Once you've made homemade aioli (or plain mayo, if you omit the garlic) you'll never go back to the jarred stuff. I'll admit, Miracle Whip is great on a turkey sandwich, but this is a whole other animal. And watching the oil and egg yolk emulsify is fun in a science experiment-y kind of way. Dan made plain and basil-flavored, and I preferred the basil with the grand aioli. All of the other parts of the meal are cooked so simply; the addition of herbs made everything a bit more flavorful.
(Serves 6 to 8 people)
1/2 clove of garlic, minced
1 egg yolk
1 tsp. dijon mustard
2 cups extra virgin olive oil
juice of 1/2 lemon
salt and pepper to taste
optional: 1/2 cup basil (or any other herb)
If using the basil, combine it and the oil in a food processor.
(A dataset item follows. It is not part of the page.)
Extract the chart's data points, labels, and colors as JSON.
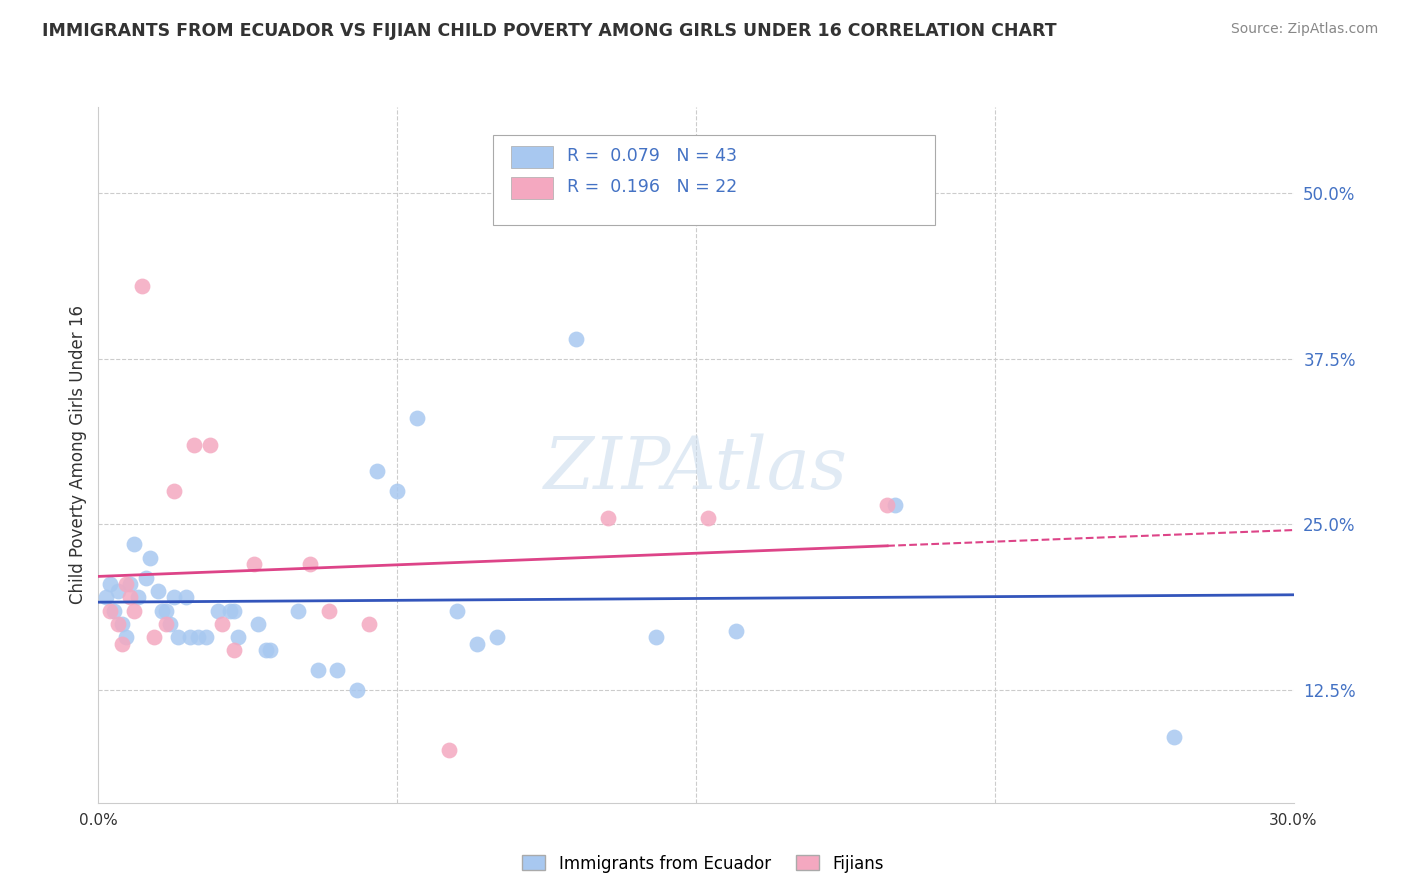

Process until the basil is in small bits. Place the egg yolk and mustard in a bowl and whisk. Start to add the oil very slowly, first a few drops at a time, then in a long, thin drizzle. As you whisk, it will begin to emulsify. Once you've blended in about a half cup of oil, you can add the rest faster. Add the garlic, lemon juice, and then add salt and pepper to taste.
Strawberry-almond yogurt cake
This summery confection is a twist on Orangette's gâteau au yaourt à la fraise, French-style yogurt cake with strawberries. I basically stuck to the recipe as written, but amped up the almond component of the cake with almond extract, which made it extra fragrant. Serve with sweetened whipped cream, extra berries, and toasted sliced almonds (which, as you can see below, I forgot).
(Serves 6 to 8 people)
1/2 cup plain yogurt
1/2 cup canola or vegetable oil
1 cup sugar
1/2 cup ground almonds (about 1 cup slivered almonds, ground in a food processor)
1 cup flour
2 tsp. baking powder
pinch of salt
1 Tbsp. almond extract
2 handfuls quartered strawberries (or frozen whole berries)
Preheat your oven to 350 degrees. In a large bowl, combine yogurt, oil, eggs, and extract. Stir until blended together. Stir in the dry ingredients. Pour two-thirds of the batter into a greased 8-inch pan. Scatter the strawberries on top of the batter layer as evenly as possible. Top the berries with the remaining batter. Don't worry if a few berries peek out. Bake for 35 to 40 minutes; the cake should be golden brown when done. Let cool and then remove the cake from its pan, turning it upside down onto a plate.